With the growing onslaught of e-readers and e-books, will readers see a shift in the average length of new books? Might we see longer books, because publishers are no longer constrained by the costs and sheer weight of a War and Peace-sized tome? Or will there be a deluge of novellas by authors freed from the pressure of writing a book of a certain length?

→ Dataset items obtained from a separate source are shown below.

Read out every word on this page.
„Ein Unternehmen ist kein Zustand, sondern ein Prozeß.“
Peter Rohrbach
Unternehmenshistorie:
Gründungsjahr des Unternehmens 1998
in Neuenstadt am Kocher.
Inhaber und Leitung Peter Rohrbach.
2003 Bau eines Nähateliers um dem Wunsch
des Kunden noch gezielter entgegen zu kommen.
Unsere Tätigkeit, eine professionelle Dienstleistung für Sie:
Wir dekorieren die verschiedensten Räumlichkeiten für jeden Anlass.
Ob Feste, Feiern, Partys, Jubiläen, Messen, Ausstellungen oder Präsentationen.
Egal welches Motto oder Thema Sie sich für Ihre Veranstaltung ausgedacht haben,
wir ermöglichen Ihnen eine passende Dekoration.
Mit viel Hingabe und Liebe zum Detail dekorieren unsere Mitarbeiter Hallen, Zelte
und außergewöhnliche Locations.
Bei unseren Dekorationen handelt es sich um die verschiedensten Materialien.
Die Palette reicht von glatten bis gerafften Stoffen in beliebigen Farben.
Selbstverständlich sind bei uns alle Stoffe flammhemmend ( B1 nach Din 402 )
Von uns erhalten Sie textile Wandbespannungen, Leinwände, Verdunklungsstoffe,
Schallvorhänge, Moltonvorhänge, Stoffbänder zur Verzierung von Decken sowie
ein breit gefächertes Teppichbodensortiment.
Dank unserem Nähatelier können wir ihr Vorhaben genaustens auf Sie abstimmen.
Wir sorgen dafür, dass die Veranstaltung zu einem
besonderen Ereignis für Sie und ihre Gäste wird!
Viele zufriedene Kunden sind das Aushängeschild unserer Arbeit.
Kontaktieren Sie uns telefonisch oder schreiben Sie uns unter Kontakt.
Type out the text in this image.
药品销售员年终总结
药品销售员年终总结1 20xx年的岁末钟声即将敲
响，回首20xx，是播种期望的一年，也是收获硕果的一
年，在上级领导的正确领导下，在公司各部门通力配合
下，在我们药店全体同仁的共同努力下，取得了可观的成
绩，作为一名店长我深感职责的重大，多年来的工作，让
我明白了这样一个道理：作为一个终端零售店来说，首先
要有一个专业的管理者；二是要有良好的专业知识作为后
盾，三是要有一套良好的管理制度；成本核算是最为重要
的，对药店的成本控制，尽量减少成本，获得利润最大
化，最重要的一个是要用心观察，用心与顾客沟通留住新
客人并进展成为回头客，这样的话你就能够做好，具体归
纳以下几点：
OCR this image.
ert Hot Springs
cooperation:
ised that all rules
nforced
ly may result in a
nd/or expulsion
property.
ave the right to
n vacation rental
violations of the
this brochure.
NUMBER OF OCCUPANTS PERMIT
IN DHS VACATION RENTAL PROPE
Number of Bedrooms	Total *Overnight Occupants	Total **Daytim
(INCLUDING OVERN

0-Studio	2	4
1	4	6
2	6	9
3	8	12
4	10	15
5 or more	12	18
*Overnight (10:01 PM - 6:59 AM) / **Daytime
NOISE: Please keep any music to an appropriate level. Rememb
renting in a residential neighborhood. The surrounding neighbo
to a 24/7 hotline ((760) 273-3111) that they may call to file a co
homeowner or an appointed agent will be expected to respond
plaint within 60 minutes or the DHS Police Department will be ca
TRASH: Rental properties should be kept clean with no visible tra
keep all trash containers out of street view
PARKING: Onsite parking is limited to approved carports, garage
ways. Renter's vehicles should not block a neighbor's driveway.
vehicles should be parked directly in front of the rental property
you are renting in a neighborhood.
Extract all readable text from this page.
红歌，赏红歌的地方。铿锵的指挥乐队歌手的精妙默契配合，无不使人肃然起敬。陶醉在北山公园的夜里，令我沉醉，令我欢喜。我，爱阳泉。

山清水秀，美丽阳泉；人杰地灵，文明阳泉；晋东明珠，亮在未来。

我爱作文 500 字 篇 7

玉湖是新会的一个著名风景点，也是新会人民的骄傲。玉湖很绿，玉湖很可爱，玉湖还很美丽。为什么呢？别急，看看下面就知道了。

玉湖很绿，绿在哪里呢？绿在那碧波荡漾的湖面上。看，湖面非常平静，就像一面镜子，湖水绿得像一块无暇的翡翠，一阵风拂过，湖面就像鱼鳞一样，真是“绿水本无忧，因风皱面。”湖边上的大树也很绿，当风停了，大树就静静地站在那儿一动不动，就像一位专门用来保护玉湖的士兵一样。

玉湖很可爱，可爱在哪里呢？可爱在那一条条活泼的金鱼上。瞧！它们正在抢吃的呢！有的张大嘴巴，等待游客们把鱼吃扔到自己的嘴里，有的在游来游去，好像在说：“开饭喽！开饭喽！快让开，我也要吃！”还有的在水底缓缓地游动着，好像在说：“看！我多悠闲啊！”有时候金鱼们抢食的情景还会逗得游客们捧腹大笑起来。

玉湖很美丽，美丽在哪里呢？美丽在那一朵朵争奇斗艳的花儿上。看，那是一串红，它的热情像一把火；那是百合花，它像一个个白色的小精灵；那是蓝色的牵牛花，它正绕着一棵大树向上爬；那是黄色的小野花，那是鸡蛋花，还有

As a writer you cannot look at it without your heart beating stronger. Do you smell it? Yes, that's what creative freedom smells like, it's the lack of constraints. Today, if your write and want to publish in North America (particularly when you write genre fiction), you have to ensure that your novel fulfills certain requirements. Unfamiliar with the North American publishing model? Think of it as a chain store, for instance HomeDepot -- big box, but in reality very limited choice. Call it uniformity. It comprises several points: broadly, if vaguely defined quality, book length, title, characters, even setting. These are all part of the scheme that you have to employ if you want to be considered for publication. At least one of those may be waved now and become irrelevant as far as production costs vs profit are concerned: book length. You may be able to forget the 100,000 word requirement, forget about filling blanks with scenery descriptions and pronouns. You can let your creativity reign, and pour out of you, even if it works out to "only" 70,000 words.
From a reader's standpoint, this is just as important. Were you putting away all seven volumes of Marcel Proust's classic, or that bulky War and Peace, afraid that they won't fit into your holiday suitcase, or on the subway? This all becomes irrelevant now. You can fit thousands more into your pocket, and it won't break your back. Do you like to read several books simultaneously, few pages here, few pages there? Good news: now you can carry your entire library with you, and dive into it anytime, wherever you are.
Welcome revolution. Welcome Che... I mean: eReader!